Using the list as the argument of the pure function

Question

I know some function is listable, such that

Sin@{1,2,3,4,5}

gives

{Sin[1], Sin[2], Sin[3], Sin[4], Sin[5]}

By reading some fundamental tutorials, I know the Listable is an efficient way to speed up the calculation so I want all my functions are Listable when applied to the list. Now I want to define this function: $f(x,y,z)=x+y^z$ and use it to calculate a list,for example $1+2^3$ and $4+5^6$.

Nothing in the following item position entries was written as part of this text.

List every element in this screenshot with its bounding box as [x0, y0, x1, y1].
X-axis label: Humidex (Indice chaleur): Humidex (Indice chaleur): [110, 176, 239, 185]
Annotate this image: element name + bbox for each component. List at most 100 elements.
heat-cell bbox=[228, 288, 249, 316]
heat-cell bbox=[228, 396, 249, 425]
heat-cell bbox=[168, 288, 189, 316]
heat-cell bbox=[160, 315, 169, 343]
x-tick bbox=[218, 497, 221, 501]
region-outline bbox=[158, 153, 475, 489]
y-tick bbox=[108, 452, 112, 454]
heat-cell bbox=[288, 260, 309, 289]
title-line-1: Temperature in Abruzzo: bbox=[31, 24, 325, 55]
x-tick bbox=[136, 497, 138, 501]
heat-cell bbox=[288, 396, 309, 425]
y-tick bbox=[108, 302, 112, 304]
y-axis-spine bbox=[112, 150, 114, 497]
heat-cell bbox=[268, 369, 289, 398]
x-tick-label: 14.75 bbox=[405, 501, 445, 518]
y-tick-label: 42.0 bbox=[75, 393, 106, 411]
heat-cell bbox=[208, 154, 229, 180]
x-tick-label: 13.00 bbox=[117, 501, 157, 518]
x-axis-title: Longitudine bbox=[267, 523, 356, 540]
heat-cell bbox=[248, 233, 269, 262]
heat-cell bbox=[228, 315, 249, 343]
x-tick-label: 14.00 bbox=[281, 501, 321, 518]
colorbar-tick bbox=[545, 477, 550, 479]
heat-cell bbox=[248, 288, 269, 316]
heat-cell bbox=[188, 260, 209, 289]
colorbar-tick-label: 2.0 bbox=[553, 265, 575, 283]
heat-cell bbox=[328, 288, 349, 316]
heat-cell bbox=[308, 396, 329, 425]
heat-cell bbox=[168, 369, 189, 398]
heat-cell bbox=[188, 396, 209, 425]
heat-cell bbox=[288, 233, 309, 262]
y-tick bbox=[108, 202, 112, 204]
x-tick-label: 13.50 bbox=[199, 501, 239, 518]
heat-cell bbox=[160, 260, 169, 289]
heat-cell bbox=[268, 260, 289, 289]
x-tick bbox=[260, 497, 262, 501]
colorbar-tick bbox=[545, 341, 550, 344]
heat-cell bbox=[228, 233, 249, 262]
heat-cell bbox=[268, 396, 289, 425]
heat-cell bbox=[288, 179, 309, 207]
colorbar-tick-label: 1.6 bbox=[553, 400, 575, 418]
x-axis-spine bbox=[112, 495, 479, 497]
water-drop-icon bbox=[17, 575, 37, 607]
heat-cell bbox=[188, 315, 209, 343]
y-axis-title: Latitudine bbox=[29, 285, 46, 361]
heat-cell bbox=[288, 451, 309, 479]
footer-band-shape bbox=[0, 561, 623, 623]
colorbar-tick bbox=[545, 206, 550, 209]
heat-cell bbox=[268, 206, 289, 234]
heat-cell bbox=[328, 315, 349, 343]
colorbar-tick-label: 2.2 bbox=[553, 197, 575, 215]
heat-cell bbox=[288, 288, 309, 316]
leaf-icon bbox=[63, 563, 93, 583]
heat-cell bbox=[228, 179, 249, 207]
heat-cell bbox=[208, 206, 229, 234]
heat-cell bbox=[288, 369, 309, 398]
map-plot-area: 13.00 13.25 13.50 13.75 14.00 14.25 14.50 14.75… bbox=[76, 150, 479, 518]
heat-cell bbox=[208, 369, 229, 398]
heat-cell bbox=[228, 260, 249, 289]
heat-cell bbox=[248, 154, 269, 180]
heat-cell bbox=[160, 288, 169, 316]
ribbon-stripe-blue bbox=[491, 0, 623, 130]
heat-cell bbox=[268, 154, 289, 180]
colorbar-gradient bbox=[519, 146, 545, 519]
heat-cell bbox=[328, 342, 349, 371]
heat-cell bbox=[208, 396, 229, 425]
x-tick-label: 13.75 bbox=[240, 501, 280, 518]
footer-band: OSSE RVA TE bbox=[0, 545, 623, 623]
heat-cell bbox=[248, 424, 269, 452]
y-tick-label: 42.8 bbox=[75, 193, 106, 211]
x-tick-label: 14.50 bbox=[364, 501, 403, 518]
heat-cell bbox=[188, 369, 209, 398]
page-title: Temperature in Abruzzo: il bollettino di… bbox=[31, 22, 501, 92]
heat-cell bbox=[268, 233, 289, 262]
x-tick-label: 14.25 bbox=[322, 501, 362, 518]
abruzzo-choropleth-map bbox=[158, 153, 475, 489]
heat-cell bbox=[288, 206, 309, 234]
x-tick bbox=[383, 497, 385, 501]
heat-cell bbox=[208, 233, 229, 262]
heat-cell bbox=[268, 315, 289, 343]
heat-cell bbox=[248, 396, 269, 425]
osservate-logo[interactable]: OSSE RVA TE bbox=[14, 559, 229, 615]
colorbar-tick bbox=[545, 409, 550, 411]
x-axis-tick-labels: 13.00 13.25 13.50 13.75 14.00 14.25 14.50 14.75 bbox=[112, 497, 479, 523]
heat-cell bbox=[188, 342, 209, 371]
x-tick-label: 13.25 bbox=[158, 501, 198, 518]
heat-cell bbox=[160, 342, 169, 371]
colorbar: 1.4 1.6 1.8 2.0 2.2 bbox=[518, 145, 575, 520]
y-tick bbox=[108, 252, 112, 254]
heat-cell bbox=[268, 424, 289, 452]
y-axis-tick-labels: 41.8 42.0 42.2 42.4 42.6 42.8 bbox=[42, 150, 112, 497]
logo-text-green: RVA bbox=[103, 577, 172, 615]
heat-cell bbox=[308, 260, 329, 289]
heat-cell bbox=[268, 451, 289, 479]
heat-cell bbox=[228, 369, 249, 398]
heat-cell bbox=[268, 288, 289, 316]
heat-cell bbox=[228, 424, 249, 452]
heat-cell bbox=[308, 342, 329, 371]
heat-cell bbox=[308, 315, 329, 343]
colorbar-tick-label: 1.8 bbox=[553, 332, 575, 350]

f = #[[1]] + #[[2]]^#[[3]] &
SetAttributes[f, Listable]
f@{{1, 2, 3}, {4, 5, 6}}

I don't get the result. How can I write a pure function listable using the list as the argument?

Answer 1

I don't think making functions Listable is a good way to speed up computations, and in fact it can cause a slow down as discussed in this answer by @LeonidShifrin to the question Two ways to map a function on a list: Which one is faster?. Let's take your example. Here is how you can make f Listable:

SetAttributes[f, Listable];
f[x_, y_, z_] := x + y^z

For your example input:

f[{1, 4}, {2, 5}, {3, 6}]

{9, 15629}

This example is simple enough that a Trace might be helpful in understanding the process:

Trace[f[{1, 4}, {2, 5}, {3, 6}]]

{f[{1,4},{2,5},{3,6}],{f[1,2,3],f[4,5,6]},{f[1,2,3],1+2^3,{2^3,8},1+8,9},{f[4,5,6],4+5^6,{5^6,15625},4+15625,15629},{9,15629}}

The Listable attribute causes f[{1, 4}, {2, 5}, {3, 6}] to evaluate to {f[1, 2, 3], f[4, 5, 6]}. But, this evaluation is done in top-level code, so it is slow. Also, none of the arithmetic operations are vectorized (I will explain this later). Now, let's compare this with the same function with Listable set to false:

ClearAttributes[g, Listable]
g[x_, y_, z_] := x + y^z

Here is a timing comparison between f and g:

{arg1, arg2, arg3} = RandomReal[10, {3, 10^6}];

r1 = f[arg1, arg2, arg3]; //AbsoluteTiming
r2 = g[arg1, arg2, arg3]; //AbsoluteTiming

r1 === r2

{1.24893, Null}

{0.00895, Null}

True

We see that g is more than 2 orders of magnitude faster. This is because g only has one top level evaluation before doing the vectorized Plus and Power evaluations (by vectorized I mean their listability is built-in to the kernel when dealing with packed arrays). Again, a Trace might be helpful here:

Trace @ g[
    Developer`ToPackedArray@{1, 4},
    Developer`ToPackedArray@{2, 5},
    Developer`ToPackedArray@{3, 6}
]

{{Developer`ToPackedArray[{1,4}],{1,4}},{Developer`ToPackedArray[{2,5}],{2,5}},{Developer`ToPackedArray[{3,6}],{3,6}},g[{1,4},{2,5},{3,6}],{1,4}+{2,5}^{3,6},{{2,5}^{3,6},{8,15625}},{1,4}+{8,15625},{9,15629}}

The arguments to g need to be packed in order for the Plus/Power evaluations to be vectorized (fast). Notice how {2, 5}^{3,6} evaluates directly to {8, 15625}. That is, there is no intermediate step of {2, 5}^{3, 6} evaluating to {2^3, 5^6} and then evaluating 2^3. and5^6`. This is why vectorized arithmetic is so much faster than non-vectorized arithmetic. If we didn't use packed arrays:

Trace @ g[
    {1, 4},
    {2, 5},
    {3, 6}
]

{g[{1,4},{2,5},{3,6}],{1,4}+{2,5}^{3,6},{{2,5}^{3,6},{2^3,5^6},{2^3,8},{5^6,15625},{8,15625}},{1,4}+{8,15625},{1+8,4+15625},{1+8,9},{4+15625,15629},{9,15629}}

Notice how this time there are many extra arithmetic operations when compared to the vectorized (packed) version above. The moral of the story is that giving a function the Listable attribute can be useful for simplifying code, but it is rarely beneficial for improving speed.